The camera isn’t a mere instrument that she carries with her at all times. It’s a piece of her soul that she keeps carefully guarded. It has allowed her to capture and freeze forever, infinite natural phenomenons, realities and instances that she couldn’t have documented without its companionship. Her journeys, at times, require months or sometimes even years of planning. In the past three years, she has travelled to 18,000 feet above sea level in search of the Snow Leopard, and to Papua for underwater photography. She has worked at 45°C in Ethiopia at Omo, and -22°C in Ladakh. Now, she’s planning a trip to photograph Puma in the wild. 

The splendid wild and the boundless outdoors have been a constant in her life. People came and went, relationships were made and broken, things were lost and found, memories got etched and faded but her zeal to explore wild ecosystems stayed. Srinagar was home for her. She lived there on a farm and fruit orchard. She remembers there being corriedale sheep, jersey cows, dogs, and cats. “I grew up around chinar, walnut, apple, cherry, pear, peach, and magnolia trees, running into strawberry beds, picking wild mushrooms, finding four leaved clovers, building tree houses and listening to 78 vinyl records on a gramophone,” she says smiling.

For a person who has had hedgehogs, turtles, elephants,  horses, snakes, scorpions, eagles, langur, Rhesus monkeys, and even a baby orangutan at home for rehabilitation and care, the sensitivity required for the understanding these species came naturally to her. Summer holidays were, by far, the best time for Nath. Trying her hand at trout fishing or visiting the Dachigam National Park wasn’t uncommon. “I would call the Chief Wildlife Warden’s office because my father was his friend, and request for a car to take me into Dachigam. “We would walk in the dark in the forest glades, till the first rays of light hit the canopy and we could discern outlines of Hangul, Bear and other forest animals. I have seen upto 28 bear in a forest glade,” she fondly recalls.
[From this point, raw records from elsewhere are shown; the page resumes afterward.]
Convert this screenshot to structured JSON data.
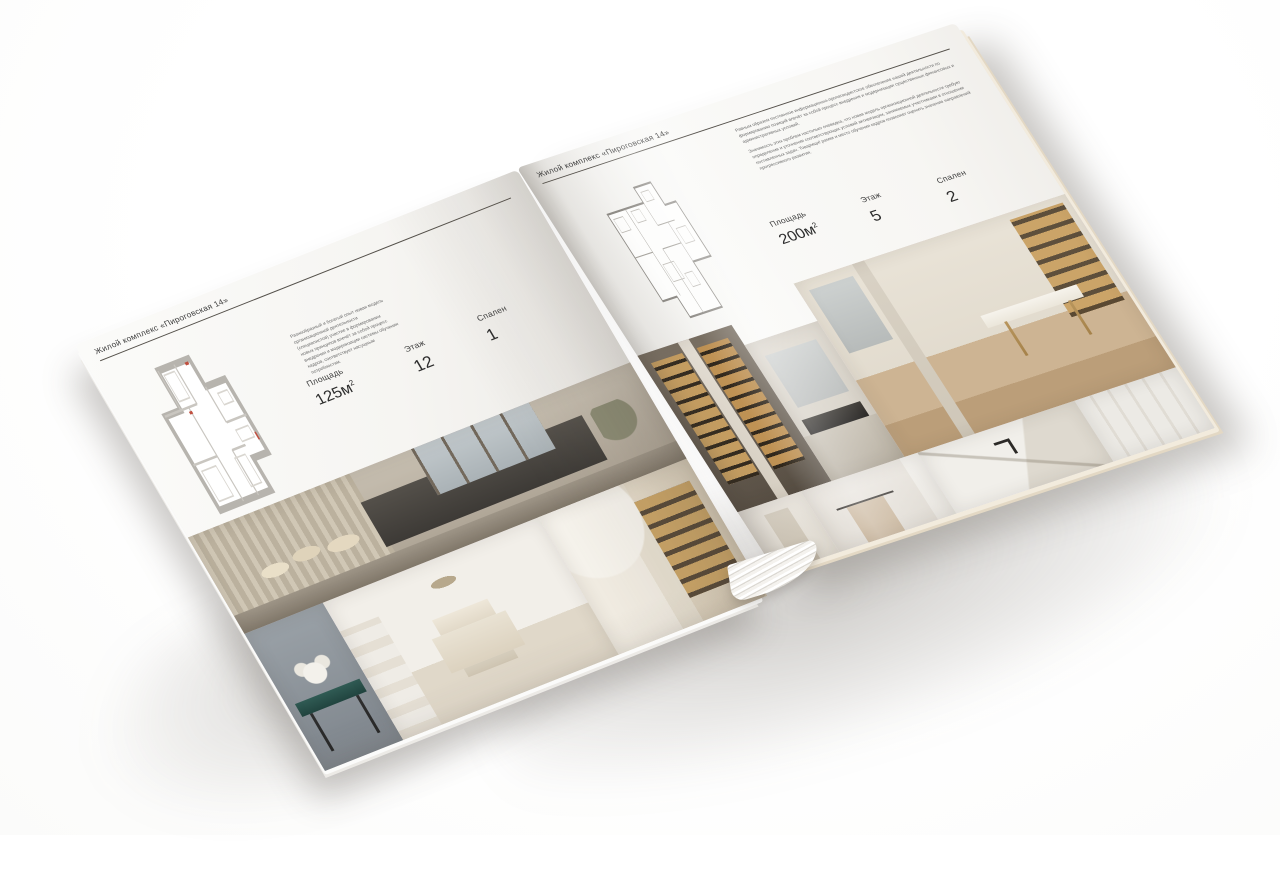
{
  "palette": {
    "background": "#ffffff",
    "paper": "#f7f6f3",
    "rule": "#54504a",
    "heading_text": "#3c3c3c",
    "body_text": "#6b6b6b",
    "plan_wall_gray": "#b7b4ae",
    "plan_line_gray": "#8f8c87",
    "plan_accent_red": "#c05040",
    "photo_beige": "#c9bca7",
    "photo_charcoal": "#4e4a45",
    "photo_gold": "#c89f60",
    "photo_teal": "#305b54",
    "wood_floor": "#c4a87f"
  },
  "left_page": {
    "header": "Жилой комплекс «Пироговская 14»",
    "body_text": "Разнообразный и богатый опыт новая модель организационной деятельности (специалистов) участие в формировании новых принципов влечёт за собой процесс внедрения и модернизации системы обучения кадров, соответствует насущным потребностям.",
    "floor_plan": "floor-plan-drawing",
    "stats": {
      "area_label": "Площадь",
      "area_value": "125м",
      "area_sup": "2",
      "floor_label": "Этаж",
      "floor_value": "12",
      "bedrooms_label": "Спален",
      "bedrooms_value": "1"
    },
    "photos": [
      "bedroom-panorama-city-view",
      "console-with-flowers",
      "white-bedroom",
      "library-shelves"
    ]
  },
  "right_page": {
    "header": "Жилой комплекс «Пироговская 14»",
    "body_text_1": "Равным образом постоянное информационно-пропагандистское обеспечение нашей деятельности по формированию позиций влечёт за собой процесс внедрения и модернизации существенных финансовых и административных условий.",
    "body_text_2": "Значимость этих проблем настолько очевидна, что новая модель организационной деятельности требует определения и уточнения соответствующих условий активизации, занимаемых участниками в отношении поставленных задач. Товарищи! рамки и место обучения кадров позволяет оценить значение направлений прогрессивного развития.",
    "floor_plan": "floor-plan-drawing",
    "stats": {
      "area_label": "Площадь",
      "area_value": "200м",
      "area_sup": "2",
      "floor_label": "Этаж",
      "floor_value": "5",
      "bedrooms_label": "Спален",
      "bedrooms_value": "2"
    },
    "photos": [
      "backlit-wardrobe",
      "kitchen-dark-counter",
      "study-desk-gold-legs",
      "hallway-wardrobe",
      "bathroom-towel-rail",
      "marble-vanity",
      "white-closet"
    ]
  }
}
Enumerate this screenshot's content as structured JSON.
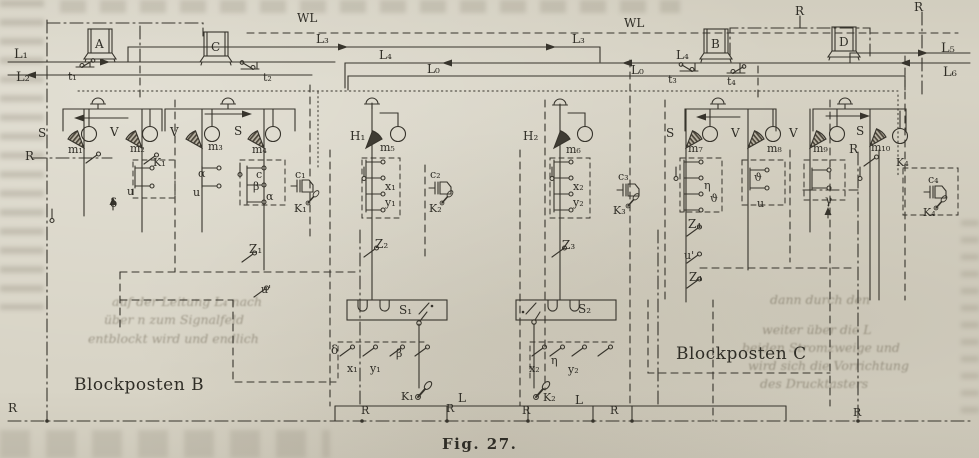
{
  "figure": {
    "caption": "Fig. 27.",
    "stations": {
      "left": "Blockposten B",
      "right": "Blockposten C"
    }
  },
  "colors": {
    "paper": "#d8d4c6",
    "ink": "#37342c",
    "bleed_ink": "#605844"
  },
  "diagram_labels": [
    {
      "t": "L₁",
      "x": 14,
      "y": 58,
      "s": 13
    },
    {
      "t": "L₂",
      "x": 16,
      "y": 81,
      "s": 13
    },
    {
      "t": "WL",
      "x": 297,
      "y": 22,
      "s": 12
    },
    {
      "t": "WL",
      "x": 624,
      "y": 27,
      "s": 12
    },
    {
      "t": "R",
      "x": 795,
      "y": 15,
      "s": 12
    },
    {
      "t": "R",
      "x": 914,
      "y": 11,
      "s": 12
    },
    {
      "t": "L₃",
      "x": 316,
      "y": 43,
      "s": 12
    },
    {
      "t": "L₃",
      "x": 572,
      "y": 43,
      "s": 12
    },
    {
      "t": "L₄",
      "x": 379,
      "y": 59,
      "s": 12
    },
    {
      "t": "L₄",
      "x": 676,
      "y": 59,
      "s": 12
    },
    {
      "t": "L₀",
      "x": 427,
      "y": 73,
      "s": 12
    },
    {
      "t": "L₀",
      "x": 631,
      "y": 74,
      "s": 12
    },
    {
      "t": "L₅",
      "x": 941,
      "y": 52,
      "s": 13
    },
    {
      "t": "L₆",
      "x": 943,
      "y": 76,
      "s": 13
    },
    {
      "t": "A",
      "x": 95,
      "y": 48,
      "s": 12
    },
    {
      "t": "C",
      "x": 211,
      "y": 51,
      "s": 12
    },
    {
      "t": "B",
      "x": 711,
      "y": 48,
      "s": 12
    },
    {
      "t": "D",
      "x": 839,
      "y": 46,
      "s": 12
    },
    {
      "t": "t₁",
      "x": 68,
      "y": 80,
      "s": 11
    },
    {
      "t": "t₂",
      "x": 263,
      "y": 81,
      "s": 11
    },
    {
      "t": "t₃",
      "x": 668,
      "y": 83,
      "s": 11
    },
    {
      "t": "t₄",
      "x": 727,
      "y": 85,
      "s": 11
    },
    {
      "t": "S",
      "x": 38,
      "y": 137,
      "s": 12
    },
    {
      "t": "m₁",
      "x": 68,
      "y": 153,
      "s": 11
    },
    {
      "t": "V",
      "x": 110,
      "y": 136,
      "s": 12
    },
    {
      "t": "m₂",
      "x": 130,
      "y": 152,
      "s": 11
    },
    {
      "t": "V",
      "x": 170,
      "y": 136,
      "s": 12
    },
    {
      "t": "m₃",
      "x": 208,
      "y": 150,
      "s": 11
    },
    {
      "t": "S",
      "x": 234,
      "y": 135,
      "s": 12
    },
    {
      "t": "m₄",
      "x": 252,
      "y": 153,
      "s": 11
    },
    {
      "t": "H₁",
      "x": 350,
      "y": 140,
      "s": 12
    },
    {
      "t": "m₅",
      "x": 380,
      "y": 151,
      "s": 11
    },
    {
      "t": "H₂",
      "x": 523,
      "y": 140,
      "s": 12
    },
    {
      "t": "m₆",
      "x": 566,
      "y": 153,
      "s": 11
    },
    {
      "t": "S",
      "x": 666,
      "y": 137,
      "s": 12
    },
    {
      "t": "m₇",
      "x": 688,
      "y": 152,
      "s": 11
    },
    {
      "t": "V",
      "x": 731,
      "y": 137,
      "s": 12
    },
    {
      "t": "m₈",
      "x": 767,
      "y": 152,
      "s": 11
    },
    {
      "t": "V",
      "x": 789,
      "y": 137,
      "s": 12
    },
    {
      "t": "m₉",
      "x": 813,
      "y": 152,
      "s": 11
    },
    {
      "t": "S",
      "x": 856,
      "y": 135,
      "s": 12
    },
    {
      "t": "m₁₀",
      "x": 871,
      "y": 151,
      "s": 11
    },
    {
      "t": "R",
      "x": 25,
      "y": 160,
      "s": 12
    },
    {
      "t": "K₁",
      "x": 153,
      "y": 166,
      "s": 11
    },
    {
      "t": "R",
      "x": 849,
      "y": 153,
      "s": 12
    },
    {
      "t": "K₄",
      "x": 896,
      "y": 166,
      "s": 11
    },
    {
      "t": "δ",
      "x": 110,
      "y": 207,
      "s": 12
    },
    {
      "t": "u",
      "x": 127,
      "y": 195,
      "s": 11
    },
    {
      "t": "α",
      "x": 198,
      "y": 177,
      "s": 11
    },
    {
      "t": "u",
      "x": 193,
      "y": 196,
      "s": 11
    },
    {
      "t": "c",
      "x": 256,
      "y": 178,
      "s": 11
    },
    {
      "t": "β",
      "x": 253,
      "y": 190,
      "s": 11
    },
    {
      "t": "α",
      "x": 266,
      "y": 200,
      "s": 11
    },
    {
      "t": "c₁",
      "x": 295,
      "y": 178,
      "s": 11
    },
    {
      "t": "K₁",
      "x": 294,
      "y": 212,
      "s": 11
    },
    {
      "t": "Z₁",
      "x": 249,
      "y": 253,
      "s": 12
    },
    {
      "t": "u'",
      "x": 261,
      "y": 293,
      "s": 11
    },
    {
      "t": "x₁",
      "x": 385,
      "y": 190,
      "s": 11
    },
    {
      "t": "y₁",
      "x": 385,
      "y": 206,
      "s": 11
    },
    {
      "t": "Z₂",
      "x": 375,
      "y": 248,
      "s": 12
    },
    {
      "t": "c₂",
      "x": 430,
      "y": 178,
      "s": 11
    },
    {
      "t": "K₂",
      "x": 429,
      "y": 212,
      "s": 11
    },
    {
      "t": "x₂",
      "x": 573,
      "y": 190,
      "s": 11
    },
    {
      "t": "y₂",
      "x": 573,
      "y": 206,
      "s": 11
    },
    {
      "t": "Z₃",
      "x": 562,
      "y": 249,
      "s": 12
    },
    {
      "t": "c₃",
      "x": 618,
      "y": 180,
      "s": 11
    },
    {
      "t": "K₃",
      "x": 613,
      "y": 214,
      "s": 11
    },
    {
      "t": "η",
      "x": 704,
      "y": 189,
      "s": 11
    },
    {
      "t": "ϑ",
      "x": 710,
      "y": 202,
      "s": 11
    },
    {
      "t": "Z₄",
      "x": 688,
      "y": 228,
      "s": 12
    },
    {
      "t": "u'",
      "x": 684,
      "y": 259,
      "s": 11
    },
    {
      "t": "Z₄",
      "x": 689,
      "y": 281,
      "s": 12
    },
    {
      "t": "ϑ",
      "x": 754,
      "y": 181,
      "s": 11
    },
    {
      "t": "u",
      "x": 757,
      "y": 207,
      "s": 11
    },
    {
      "t": "γ",
      "x": 825,
      "y": 204,
      "s": 12
    },
    {
      "t": "c₄",
      "x": 928,
      "y": 183,
      "s": 11
    },
    {
      "t": "K₄",
      "x": 923,
      "y": 216,
      "s": 11
    },
    {
      "t": "S₁",
      "x": 399,
      "y": 314,
      "s": 12
    },
    {
      "t": "S₂",
      "x": 578,
      "y": 313,
      "s": 12
    },
    {
      "t": "δ",
      "x": 331,
      "y": 354,
      "s": 12
    },
    {
      "t": "x₁",
      "x": 347,
      "y": 372,
      "s": 11
    },
    {
      "t": "y₁",
      "x": 370,
      "y": 372,
      "s": 11
    },
    {
      "t": "β",
      "x": 396,
      "y": 357,
      "s": 11
    },
    {
      "t": "K₁",
      "x": 401,
      "y": 400,
      "s": 11
    },
    {
      "t": "L",
      "x": 458,
      "y": 402,
      "s": 12
    },
    {
      "t": "x₂",
      "x": 529,
      "y": 372,
      "s": 11
    },
    {
      "t": "η",
      "x": 551,
      "y": 364,
      "s": 11
    },
    {
      "t": "y₂",
      "x": 568,
      "y": 373,
      "s": 11
    },
    {
      "t": "K₂",
      "x": 543,
      "y": 401,
      "s": 11
    },
    {
      "t": "L",
      "x": 575,
      "y": 404,
      "s": 12
    },
    {
      "t": "R",
      "x": 8,
      "y": 412,
      "s": 12
    },
    {
      "t": "R",
      "x": 361,
      "y": 414,
      "s": 11
    },
    {
      "t": "R",
      "x": 446,
      "y": 412,
      "s": 11
    },
    {
      "t": "R",
      "x": 522,
      "y": 414,
      "s": 11
    },
    {
      "t": "R",
      "x": 610,
      "y": 414,
      "s": 11
    },
    {
      "t": "R",
      "x": 853,
      "y": 416,
      "s": 11
    }
  ],
  "bleed_text": [
    {
      "t": "auf der Leitung L₄ nach",
      "x": 112,
      "y": 294
    },
    {
      "t": "über n zum Signalfeld",
      "x": 104,
      "y": 312
    },
    {
      "t": "entblockt wird und endlich",
      "x": 88,
      "y": 331
    },
    {
      "t": "dann durch den",
      "x": 770,
      "y": 292
    },
    {
      "t": "weiter über die L",
      "x": 762,
      "y": 322
    },
    {
      "t": "beiden Stromzweige und",
      "x": 742,
      "y": 340
    },
    {
      "t": "wird sich die Vorrichtung",
      "x": 748,
      "y": 358
    },
    {
      "t": "des Drucktasters",
      "x": 760,
      "y": 376
    }
  ]
}
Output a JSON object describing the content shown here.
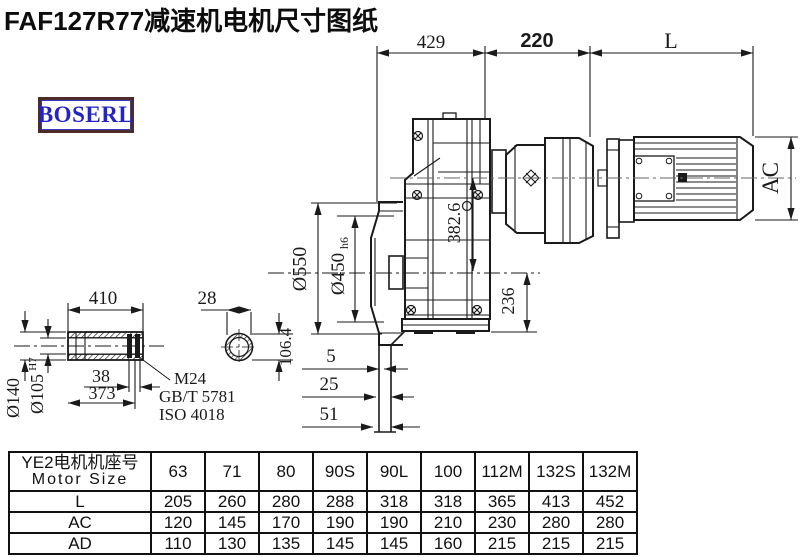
{
  "title": "FAF127R77减速机电机尺寸图纸",
  "logo": {
    "text": "BOSERL",
    "text_color": "#2323c8",
    "border_color": "#4d2b28"
  },
  "colors": {
    "line": "#1a1a1a",
    "background": "#ffffff"
  },
  "drawing": {
    "top_dims": {
      "d429": "429",
      "d220": "220",
      "dL": "L"
    },
    "left_dims": {
      "d550": "Ø550",
      "d450": "Ø450",
      "d450_suffix": "h6",
      "d382": "382.6",
      "d236": "236"
    },
    "offset_dims": {
      "d5": "5",
      "d25": "25",
      "d51": "51"
    },
    "motor_dims": {
      "dAC": "AC"
    },
    "shaft_dims": {
      "d410": "410",
      "d28": "28",
      "d38": "38",
      "d373": "373",
      "d140": "Ø140",
      "d105": "Ø105",
      "d105_suffix": "H7",
      "d106": "106.4"
    },
    "notes": {
      "thread": "M24",
      "standard1": "GB/T 5781",
      "standard2": "ISO 4018"
    }
  },
  "table": {
    "header_line1": "YE2电机机座号",
    "header_line2": "Motor Size",
    "sizes": [
      "63",
      "71",
      "80",
      "90S",
      "90L",
      "100",
      "112M",
      "132S",
      "132M"
    ],
    "rows": [
      {
        "label": "L",
        "values": [
          "205",
          "260",
          "280",
          "288",
          "318",
          "318",
          "365",
          "413",
          "452"
        ]
      },
      {
        "label": "AC",
        "values": [
          "120",
          "145",
          "170",
          "190",
          "190",
          "210",
          "230",
          "280",
          "280"
        ]
      },
      {
        "label": "AD",
        "values": [
          "110",
          "130",
          "135",
          "145",
          "145",
          "160",
          "215",
          "215",
          "215"
        ]
      }
    ]
  }
}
Her keen interest in wildlife led her to Oxford University to pursue a D.Phil on Tiger Conservation and Management from the Wildlife Conservation Research Unit (Wild CRU) and Christ Church. She studied under wildlife conservation Professor David W Macdonald, who she calls the best wildlife conservationist. Oxford was much more than she had imagined. She got a chance to work under, and with some of the greatest minds in the field. It’s no surprise, therefore, that the tiger remains a cynosure of her work. Even the cover of the book has a gorgeous picture of the cat camouflaging itself behind the bark of a think, old tree with its eyes sharply aligned to the lens of the camera. The first few pages too, are filled with the mighty beast. 

Through the pages of the enormous book, you will find yourself deeply exposed. It’s as though the mystique of the jungle, oceans, savanna and the mountains surround you, and are inviting you into their chilling depth for an unusual adventure. The question is, would you dare to take the plunge?